We and other groups have recently shown that it is possible to convert skin cells from foreskin of newborns into nerve cells that closely resemble nerve cells of the brain in terms of both shape and functional properties. If it were possible to also reprogram human adult skin cells into similarly functional nerve cells, we would be able to generate functional nerve cells from patients that are suffering from a variety of brain diseases. These cells could be used to study the processes underlying these diseases. Furthermore, new skin-derived nerve cells could be used for novel transplantation-based therapies for neurodegenerative diseases such as Parkinson’s disease. It is also conceivable that brain cells other than nerve cells could be converted in the living brain into specific nerve cells that are lost due to the disease process.
However, all these potential translational applications rely on our ability to generate functional nerve cells not only from newborns but also from adult skin cells. Unfortunately, all efforts to convert human adult fibroblasts into mature functional nerve cells have failed thus far. We reason that there must be molecular differences between newborn and adult cells that are responsible for the lack of reprogramming. In this proposal we suggest to identify these molecular blockers of nerve cell reprogramming from adult skin cells, which would enable us to devise methods to overcome these blockers.

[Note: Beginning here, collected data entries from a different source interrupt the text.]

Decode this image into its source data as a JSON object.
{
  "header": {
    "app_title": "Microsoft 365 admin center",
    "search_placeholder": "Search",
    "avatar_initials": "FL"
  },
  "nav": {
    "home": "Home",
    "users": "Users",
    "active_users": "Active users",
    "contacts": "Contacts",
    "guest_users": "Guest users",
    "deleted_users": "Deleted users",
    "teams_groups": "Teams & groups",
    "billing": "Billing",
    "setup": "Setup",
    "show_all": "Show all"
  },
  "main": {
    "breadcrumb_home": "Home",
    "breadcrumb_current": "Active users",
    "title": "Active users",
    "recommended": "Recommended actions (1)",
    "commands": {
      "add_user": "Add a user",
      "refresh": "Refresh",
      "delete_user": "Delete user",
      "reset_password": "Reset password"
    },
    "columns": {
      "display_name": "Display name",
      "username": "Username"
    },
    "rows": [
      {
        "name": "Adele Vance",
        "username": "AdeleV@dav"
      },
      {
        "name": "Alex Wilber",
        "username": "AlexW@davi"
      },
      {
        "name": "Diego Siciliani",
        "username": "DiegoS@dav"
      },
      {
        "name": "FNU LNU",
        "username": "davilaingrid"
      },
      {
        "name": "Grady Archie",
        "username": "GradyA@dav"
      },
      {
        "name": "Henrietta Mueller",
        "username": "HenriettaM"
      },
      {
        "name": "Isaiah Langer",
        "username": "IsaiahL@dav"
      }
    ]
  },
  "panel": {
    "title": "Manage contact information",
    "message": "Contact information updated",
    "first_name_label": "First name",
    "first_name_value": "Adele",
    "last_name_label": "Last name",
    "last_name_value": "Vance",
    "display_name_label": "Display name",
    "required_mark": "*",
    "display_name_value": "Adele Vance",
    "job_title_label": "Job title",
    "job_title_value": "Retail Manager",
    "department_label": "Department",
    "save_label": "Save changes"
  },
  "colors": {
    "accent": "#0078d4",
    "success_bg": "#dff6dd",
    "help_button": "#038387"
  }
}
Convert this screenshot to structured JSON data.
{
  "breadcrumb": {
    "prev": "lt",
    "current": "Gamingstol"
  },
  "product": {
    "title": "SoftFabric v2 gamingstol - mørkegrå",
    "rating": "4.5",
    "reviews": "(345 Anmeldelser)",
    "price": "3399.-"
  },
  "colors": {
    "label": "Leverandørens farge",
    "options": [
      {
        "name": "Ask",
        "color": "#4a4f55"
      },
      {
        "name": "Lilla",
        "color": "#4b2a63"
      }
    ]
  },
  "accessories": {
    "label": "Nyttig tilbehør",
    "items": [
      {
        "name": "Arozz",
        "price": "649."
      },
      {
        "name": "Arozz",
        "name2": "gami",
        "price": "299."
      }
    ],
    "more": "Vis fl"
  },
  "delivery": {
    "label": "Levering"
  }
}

The goal of our proposal is to enable the reprogramming of adult human skin cells into fully functional and mature nerve cells. If successful, these reprogrammed nerve cells could be used for a variety of clinical applications. First, such cells could be derived from patients suffering from a variety of neurodegenerative diseases such as Parkinson’s and Alzheimer’s disease but also neurodevelopmental diseases such as Autism, Schizophrenia, or bipolar disease. Such nerve cells could then be used to capture processes that underlie those diseases which would enable us to test ways to block these disease processes such as the testing of small molecule drugs. Another potential use of these cells would be cell transplantation. In particular neurodegenerative diseases (i.e. diseases where neurons are lost) would be good candidate diseases for such an approach as one could attempt to generate nerve cells in the dish and use them to replace those nerve cells that are lost in the brain. Finally, this nerve cell reprogramming method could be used directly in the brain without any cell transplantation. It is conceivable that the delivery of just a handful of reprogramming factors directly into the brain can convert non-nerve cells into new nerve cells that again could take over function of previously lost cells. Our proposal is an important first step towards the realization of these applications that aim to improve the life of people that suffer from incurable disease.
We and other groups have recently shown that it is possible to convert skin cells from foreskin of newborns into nerve cells that closely resemble nerve cells of the brain in terms of both shape and functional properties. However, the reprogramming of adult human skin cells is much less efficient. Therefore there must be some molecular difference between newborn and adult skin cells that causes the different reprogramming efficiency. This proposal is about to identify those differences. We have now after completion of the first year performed a detailed comparison of the two cell types before and after exposure to the reprogramming paradigm. We have now put together a list of factors that may cause the difference and are planning to now evaluate them in a functional way. We also found a critical factor that is actually part of the original factor combination that reprograms skin to nerve cells. This factor's main function seems to be to repress the program that is responsible for the maintenance of the identity of the skin cells.